The Saturday after Easter is known as the Saturday of the fireworks. On this day, the parishioners go to the sanctuary of the Madonna at the top of Mount Somma Vesuviana to pay homage to the Madonna with singing hymns.

On the other hand, 3 May, also known as Three of the Cross, is the closing day of the festival. The demonstrations are the same as the Saturday of the fires but the symbolism activated in the circumstances is that of thanksgiving for the abundant harvest.

===Palio of Somma Vesuviana===

Popular festival held every year in the second week of September on Fridays, Saturdays and Sundays, organized by the "Youth for a United World" group, is an artistic event based on the concept of rediscovering the popular values and traditions of a time of the country starting from the ancient Magister Nundinarum to the charm of ancient crafts, from the consumption of local gastronomic products to the wonderful challenges in the games between the districts; the proceeds are entirely donated to finance humanitarian projects especially in Africa.

=== San Gennaro day ===

On 19 September of each year, the festival dedicated to San Gennaro, patron saint of the city, takes place.

== Sport ==

=== Football ===

In the municipality, there is the "Felice Nappi" municipal stadium, where the home matches of the Viribus Unitis football team were played.

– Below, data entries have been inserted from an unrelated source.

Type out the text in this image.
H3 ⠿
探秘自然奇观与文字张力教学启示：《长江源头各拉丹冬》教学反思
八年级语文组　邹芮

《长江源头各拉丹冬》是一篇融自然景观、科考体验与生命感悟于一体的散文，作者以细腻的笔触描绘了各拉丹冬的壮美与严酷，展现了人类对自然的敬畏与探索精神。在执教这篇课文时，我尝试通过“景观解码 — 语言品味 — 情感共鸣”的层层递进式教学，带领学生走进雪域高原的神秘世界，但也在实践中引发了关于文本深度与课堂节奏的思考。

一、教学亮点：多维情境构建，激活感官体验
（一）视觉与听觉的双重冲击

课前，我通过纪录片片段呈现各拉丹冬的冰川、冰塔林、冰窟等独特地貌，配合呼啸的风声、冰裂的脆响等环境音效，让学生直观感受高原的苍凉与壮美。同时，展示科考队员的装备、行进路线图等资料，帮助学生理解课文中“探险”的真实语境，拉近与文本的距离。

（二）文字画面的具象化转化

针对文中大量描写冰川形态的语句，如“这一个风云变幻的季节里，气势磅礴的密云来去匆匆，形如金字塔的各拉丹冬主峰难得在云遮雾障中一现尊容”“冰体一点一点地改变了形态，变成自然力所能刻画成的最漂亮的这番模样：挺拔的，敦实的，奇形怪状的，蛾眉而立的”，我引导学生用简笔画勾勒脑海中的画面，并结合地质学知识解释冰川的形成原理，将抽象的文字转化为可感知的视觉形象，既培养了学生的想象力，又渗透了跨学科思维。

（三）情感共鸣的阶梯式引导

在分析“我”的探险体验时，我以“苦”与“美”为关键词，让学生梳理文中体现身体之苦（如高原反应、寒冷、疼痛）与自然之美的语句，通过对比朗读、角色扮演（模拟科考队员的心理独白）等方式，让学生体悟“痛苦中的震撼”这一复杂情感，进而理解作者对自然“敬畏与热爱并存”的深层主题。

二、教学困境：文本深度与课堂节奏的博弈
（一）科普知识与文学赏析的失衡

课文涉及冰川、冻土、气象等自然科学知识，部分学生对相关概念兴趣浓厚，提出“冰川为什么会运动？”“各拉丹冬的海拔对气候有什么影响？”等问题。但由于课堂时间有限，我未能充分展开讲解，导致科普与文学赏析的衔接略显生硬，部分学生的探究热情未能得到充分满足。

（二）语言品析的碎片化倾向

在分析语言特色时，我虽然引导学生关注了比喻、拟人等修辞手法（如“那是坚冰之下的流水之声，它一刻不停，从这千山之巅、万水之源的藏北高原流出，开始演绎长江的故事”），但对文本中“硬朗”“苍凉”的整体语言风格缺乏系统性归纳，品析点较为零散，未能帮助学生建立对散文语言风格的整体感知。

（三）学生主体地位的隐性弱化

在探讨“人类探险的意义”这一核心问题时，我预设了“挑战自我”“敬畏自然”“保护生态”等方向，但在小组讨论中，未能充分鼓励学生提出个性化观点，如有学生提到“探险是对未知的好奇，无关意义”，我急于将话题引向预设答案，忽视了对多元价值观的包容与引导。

The municipality boasts 2 teams:
Viribus Unitis plays in promotion to the sixth level of the Italian championship.
Viribus Unitis 100 militant in the first category, seventh level of the Italian championship.

The Felice Nappi stadium is currently out of service due to works and has 2,500 seats.

=== Cycling ===
The sixth stage of the 2023 Giro d'Italia passed in Somma Vesuviana.

== Cuisine ==
The typical Campanian products of Somma Vesuviana, Naples, are the yellow Vesuvius tomato (the cultivation, entirely by hand, takes place on support poles that keep the fruit separate from the earth), the Vesuvius apricot, the Monte cherry (or durona del Monte) with a sour aftertaste, Vesuvius plums and Catalan grapes, sweet and with white flesh, a table grape only recently used also for winemaking.